Pelecehan Seksual di Huntara Korban Gempa Palu, dari Cermin di Toilet hingga Rekam Video

Data itu disampaikan Perkumpulan Lingkar Belajar untuk Perempuan (LIBU Perempuan).

Direktur LIBU Perempuan, Dewi Rana Amir, mengungkapkan dari 14 kasus kekerasan terhadap perempuan dan anak yang dilaporkan ke lembaganya dari Januari hingga Juli 2019, separuhnya adalah kasus pelecehan seksual, yakni mengintip perempuan yang sedang mandi.

Modusnya adalah menyimpan cermin di kamar mandi hingga melubangi dinding lalu merekam dengan kamera ponsel.

Modus yang terakhir disebutkan terjadi di salah satu rumah hunian sementara (huntara) di Palu.

“Korbannya seorang ibu muda yang sedang mandi. Yang memvideokan anak SMA,” ujar koordinator LIBU, Maya Shafira.

Pemerintah dan sejumlah donor mendirikan huntara sebagai rumah sementara untuk para penyintas gempa di pesisir Teluk Palu, Provinsi Sulawesi Tengah, pada 28-29 September tahun lalu.

Hingga saat ini, di Palu, Sigi, Donggala, dan Parigi Moutong telah dibangun 699 huntara.

Setiap huntara itu terdiri dari sejumlah blok. Mirip bedeng, satu blok terdiri dari beberapa bilik, biasanya 12, meskipun ada yang satu blok hanya empat bilik.

Biliknya rata-rata berukuran 5 x 4 meter walau ada yang lebih kecil. Satu bilik diperuntukkan bagi satu kepala keluarga.

Saat ini sebanyak  8.808 kepala keluarga dengan sekitar 33.092 jiwa tinggal di penampungan ini.

Para penyintas tinggal di huntara ini sampai huntap selesai dibangun. Huntap adalah akronim dari hunian tetap—sebuah rumah pengganti.

Diperkirakan mereka akan tinggal di huntara dua tahun, bisa juga lebih lama lagi.

Kekerasan oleh suami

Namun, bagi Vindy (40), belum juga setahun tinggal di huntara, hidupnya sudah nyaris tamat.

Gara-gara urusan sepele, soal lampu, ibu tiga anak ini pada Juni lalu dihajar suami sirinya, Hakim (30), sampai korban babak belur.

Menurut Vindy, sebenarnya, sang suami sudah bersikap kasar kepadanya sejak sebelum mereka tinggal di huntara.

“Sejak menikah 2017,” ujar dia.

Namun, setelah mereka tinggal di huntara, kekasarannya menjadi-jadi. Serasa di neraka saja jadinya.

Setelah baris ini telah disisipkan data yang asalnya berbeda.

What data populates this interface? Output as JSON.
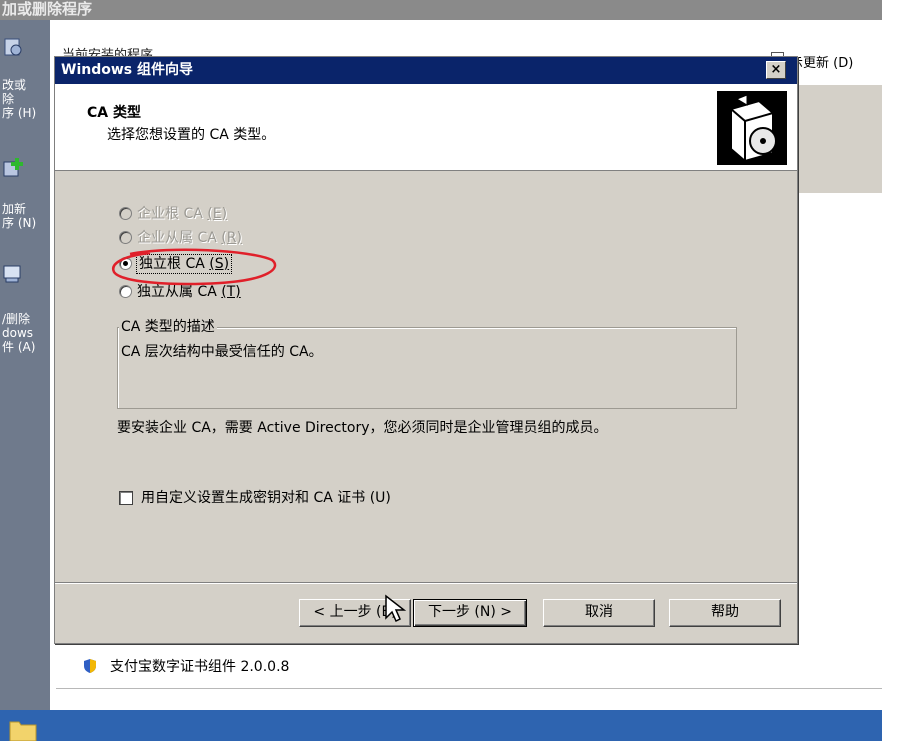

Puncaknya pada Juni 2019. Waktu itu kakaknya datang mengunjunginya di huntara. Vindy amat menghormati kakaknya ini karena sering diberi makan. Sementara suaminya tidak bekerja.

Untuk menyenangkan kakaknya, dia menyalakan lampu. Namun, suaminya yang sedang tidur minta lampu itu dimatikan kembali sambil marah-marah.

“Akhirnya kakakku so bamarah. Dia pukul paituaku (suami),” katanya.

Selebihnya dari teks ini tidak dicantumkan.